Daher erstmal vielen Dank für die schnellen und ausführlichen Kommentare.

Aber eines möchte bzw. muss ich anmerken; es ist schon wahr das ich vieles für sie mache aber das beruht auf Gegenseitigkeit. Es ist bei Weitem nicht so, dass sie mich ausnutzt oder ich mich gar manipulieren lasse auch wenn, das gebe ich gern zu, das aus dem langen Einleitungstext von mir vermutet werden kann.

Nein mein Problem liegt eigentlich nur darin, wie ich ihr helfen kann diese Verlustangst in den Griff zu bekommen. Und an diesem Punkt erbitte ich Ratschläge. Ihr habt gesagt, ihr Problem sei nicht meins, aber trotzdem verspüre ich den Wunsch ihr beizustehen. Ist es daher ratsam sie auf eine psychische Behandlung anzusprechen um die Vergangenheit aufzuarbeiten oder was würdet ihr empfehlen.
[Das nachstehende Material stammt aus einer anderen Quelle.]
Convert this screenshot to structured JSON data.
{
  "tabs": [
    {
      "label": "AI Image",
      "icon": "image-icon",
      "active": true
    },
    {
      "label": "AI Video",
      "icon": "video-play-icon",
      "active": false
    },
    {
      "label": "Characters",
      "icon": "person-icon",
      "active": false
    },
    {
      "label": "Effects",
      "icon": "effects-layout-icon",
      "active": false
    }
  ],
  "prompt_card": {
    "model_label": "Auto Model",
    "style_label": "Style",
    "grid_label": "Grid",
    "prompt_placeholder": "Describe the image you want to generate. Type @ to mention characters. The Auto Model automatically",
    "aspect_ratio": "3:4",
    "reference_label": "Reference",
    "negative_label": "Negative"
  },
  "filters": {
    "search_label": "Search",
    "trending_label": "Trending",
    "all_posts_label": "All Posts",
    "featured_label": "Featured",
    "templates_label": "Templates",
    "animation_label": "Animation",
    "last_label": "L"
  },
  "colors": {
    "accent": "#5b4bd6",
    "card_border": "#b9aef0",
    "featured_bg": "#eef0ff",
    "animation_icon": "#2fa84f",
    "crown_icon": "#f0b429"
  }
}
Ich weiß ich bin nicht ihr Therapeut aber trotz allem ihr Freund.

Danke


Das...
... Problem ist dass du, als Projektion ihrer gesammelten Ängste, ihr nicht helfen kannst. Wie auch? Wenn ihre Verlustängste auch nur ansatzweise so schlimm sind wie dein Eingangspost erahnen lässt dann werdet ihr immer wieder vor diesem Problem stehen (außer du möchtest dein zukünftiges Leben komplett auf ihre Bedürfnisse ausrichten).

Wenn ihre unbegründeten und übertriebenen Ängste ein Problem für eure Beziehung darstellen dann bleibt dir nichts anderes über als sie mal vorsichtig auf das Thema Therapie anzusprechen. Du kannst ihr ja deine volle Unterstützung zusichern und sie begleiten wenn sie das möchte.

An einer Beziehung muss eben gearbeitet werden, es bringt nichts wenn sich einer nur auf die Bedürfnisse des anderen einstellt. Ihr müsst da einen Weg finden der für euch beide tragbar ist.